I’m like a kid with a new toy, because… well, because I’m emotionally stunted and have a new toy. As mentioned Friday, through the generosity of Hunter Baker, prize-winning author of The End of Secularism, I’m the proud owner of an Amazon Kindle (the picture above shows what I’ve actually got, the new one. The picture I posted in haste on Friday was so last year).
The new Kindle can hardly fail to delight any reader (perhaps not any book lover, if he’s emotionally attached to the smell of paper and the feel of binding). It’s smaller and lighter than a paperback book. Shockingly small, to be honest, about the width of a pencil. Thousands of books are now available for this platform, usually at below hardback prices (and comparable to paperback if you figure in shipping and handling, which you get to bypass completely here). Downloads take no time at all (I downloaded a free version of Heimskringla, a book more than two inches thick, in about five seconds). The display is clean and clear (not backlit, but neither is a traditional book), and you can select your font size and other display options. If you want to read it sideways or upside down, you can rotate the image. Just to sweeten the deal, the Kindle also operates as a web browser (in black and white), and an MP3 player.

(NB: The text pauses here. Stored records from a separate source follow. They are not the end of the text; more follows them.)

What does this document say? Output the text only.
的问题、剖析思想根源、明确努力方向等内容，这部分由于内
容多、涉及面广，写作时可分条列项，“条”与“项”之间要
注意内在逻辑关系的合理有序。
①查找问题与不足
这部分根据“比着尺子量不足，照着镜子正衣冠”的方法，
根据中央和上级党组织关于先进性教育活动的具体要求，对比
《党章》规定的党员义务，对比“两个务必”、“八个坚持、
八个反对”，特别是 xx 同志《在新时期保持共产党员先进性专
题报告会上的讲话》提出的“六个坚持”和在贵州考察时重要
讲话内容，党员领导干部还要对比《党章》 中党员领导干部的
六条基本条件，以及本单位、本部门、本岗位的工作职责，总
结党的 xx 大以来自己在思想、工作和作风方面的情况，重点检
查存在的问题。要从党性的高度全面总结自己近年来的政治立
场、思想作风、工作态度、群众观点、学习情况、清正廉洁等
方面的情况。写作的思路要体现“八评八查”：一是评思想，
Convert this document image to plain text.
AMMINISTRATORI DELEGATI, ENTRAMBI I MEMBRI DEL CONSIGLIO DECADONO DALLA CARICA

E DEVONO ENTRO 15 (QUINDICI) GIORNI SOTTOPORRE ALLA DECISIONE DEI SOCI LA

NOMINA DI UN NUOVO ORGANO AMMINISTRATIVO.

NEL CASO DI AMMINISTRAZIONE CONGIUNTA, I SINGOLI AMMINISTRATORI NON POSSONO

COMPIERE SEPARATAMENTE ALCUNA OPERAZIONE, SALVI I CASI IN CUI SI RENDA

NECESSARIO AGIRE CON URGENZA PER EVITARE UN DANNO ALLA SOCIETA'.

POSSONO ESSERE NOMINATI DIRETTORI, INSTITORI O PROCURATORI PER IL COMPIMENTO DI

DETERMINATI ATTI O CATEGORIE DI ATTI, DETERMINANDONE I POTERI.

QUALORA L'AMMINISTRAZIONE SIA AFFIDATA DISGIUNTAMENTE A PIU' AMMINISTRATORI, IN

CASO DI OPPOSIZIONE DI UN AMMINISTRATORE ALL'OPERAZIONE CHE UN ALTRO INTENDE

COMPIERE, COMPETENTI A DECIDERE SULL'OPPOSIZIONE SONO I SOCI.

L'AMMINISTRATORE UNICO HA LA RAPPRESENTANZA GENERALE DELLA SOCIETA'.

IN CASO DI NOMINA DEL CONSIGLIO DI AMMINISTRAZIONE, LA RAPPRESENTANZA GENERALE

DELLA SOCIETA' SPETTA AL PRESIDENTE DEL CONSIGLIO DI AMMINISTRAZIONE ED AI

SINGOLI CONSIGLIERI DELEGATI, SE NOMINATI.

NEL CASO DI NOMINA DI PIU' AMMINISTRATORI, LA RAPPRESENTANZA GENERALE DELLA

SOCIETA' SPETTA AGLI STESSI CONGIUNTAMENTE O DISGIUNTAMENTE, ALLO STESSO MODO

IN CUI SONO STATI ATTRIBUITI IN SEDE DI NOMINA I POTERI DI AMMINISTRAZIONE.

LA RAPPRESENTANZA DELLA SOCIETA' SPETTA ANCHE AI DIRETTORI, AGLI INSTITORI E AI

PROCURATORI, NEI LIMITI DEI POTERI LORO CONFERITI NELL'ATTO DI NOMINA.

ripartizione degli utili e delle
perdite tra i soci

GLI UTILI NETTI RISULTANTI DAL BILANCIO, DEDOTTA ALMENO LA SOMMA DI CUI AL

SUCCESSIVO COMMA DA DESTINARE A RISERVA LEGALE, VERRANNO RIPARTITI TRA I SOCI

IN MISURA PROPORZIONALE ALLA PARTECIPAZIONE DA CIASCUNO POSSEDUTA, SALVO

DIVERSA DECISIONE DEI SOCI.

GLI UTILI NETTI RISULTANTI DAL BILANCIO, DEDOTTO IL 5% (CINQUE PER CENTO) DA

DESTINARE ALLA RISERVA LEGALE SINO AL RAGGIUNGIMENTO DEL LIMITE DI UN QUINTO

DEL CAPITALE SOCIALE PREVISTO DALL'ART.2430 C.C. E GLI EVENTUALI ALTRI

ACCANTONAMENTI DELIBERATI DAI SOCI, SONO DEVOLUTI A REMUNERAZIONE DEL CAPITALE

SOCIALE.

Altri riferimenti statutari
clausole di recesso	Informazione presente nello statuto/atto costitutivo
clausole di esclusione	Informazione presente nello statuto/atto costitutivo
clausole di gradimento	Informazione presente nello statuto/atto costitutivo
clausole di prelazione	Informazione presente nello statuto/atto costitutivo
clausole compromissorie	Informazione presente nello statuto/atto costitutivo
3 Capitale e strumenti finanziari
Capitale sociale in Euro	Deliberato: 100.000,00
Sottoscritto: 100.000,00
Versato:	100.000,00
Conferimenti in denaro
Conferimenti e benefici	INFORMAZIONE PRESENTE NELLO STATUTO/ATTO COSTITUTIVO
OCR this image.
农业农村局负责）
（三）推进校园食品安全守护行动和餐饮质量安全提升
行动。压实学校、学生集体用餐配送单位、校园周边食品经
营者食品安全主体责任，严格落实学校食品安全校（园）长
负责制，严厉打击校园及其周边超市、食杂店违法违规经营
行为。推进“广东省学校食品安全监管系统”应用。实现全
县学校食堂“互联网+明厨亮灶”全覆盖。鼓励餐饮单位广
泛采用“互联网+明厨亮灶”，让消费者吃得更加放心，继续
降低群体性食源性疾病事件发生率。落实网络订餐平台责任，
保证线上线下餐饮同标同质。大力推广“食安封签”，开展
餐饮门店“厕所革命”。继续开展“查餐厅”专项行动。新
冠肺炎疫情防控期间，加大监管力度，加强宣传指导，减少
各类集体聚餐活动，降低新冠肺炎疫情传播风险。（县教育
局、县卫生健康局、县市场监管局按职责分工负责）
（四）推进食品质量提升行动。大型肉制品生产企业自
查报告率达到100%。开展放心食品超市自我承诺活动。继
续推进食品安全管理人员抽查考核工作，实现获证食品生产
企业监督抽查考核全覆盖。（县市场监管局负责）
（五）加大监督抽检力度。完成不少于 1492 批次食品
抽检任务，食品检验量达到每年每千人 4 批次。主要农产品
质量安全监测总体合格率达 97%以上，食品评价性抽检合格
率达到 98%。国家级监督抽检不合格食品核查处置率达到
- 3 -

My only criticisms are minor. The controls are small and a little fussy, especially for web surfing. My great fear remains that I’ll drop mine, but I’ve ordered a padded cover which ought to cushion any shock.
Owning a Kindle opens up to me, not only the growing inventory of books available for sale in electronic form, but the riches of free public domain download collections, like Project Gutenberg. I’ve only actually paid for one book so far (Meadowlands by Thomas Holt. I’ll let you know how I like it), but I’ve downloaded several free tomes, and have my eye on more when I have a few minutes to play with it.
The main downside is that I think I hear the death knell of my campus book store.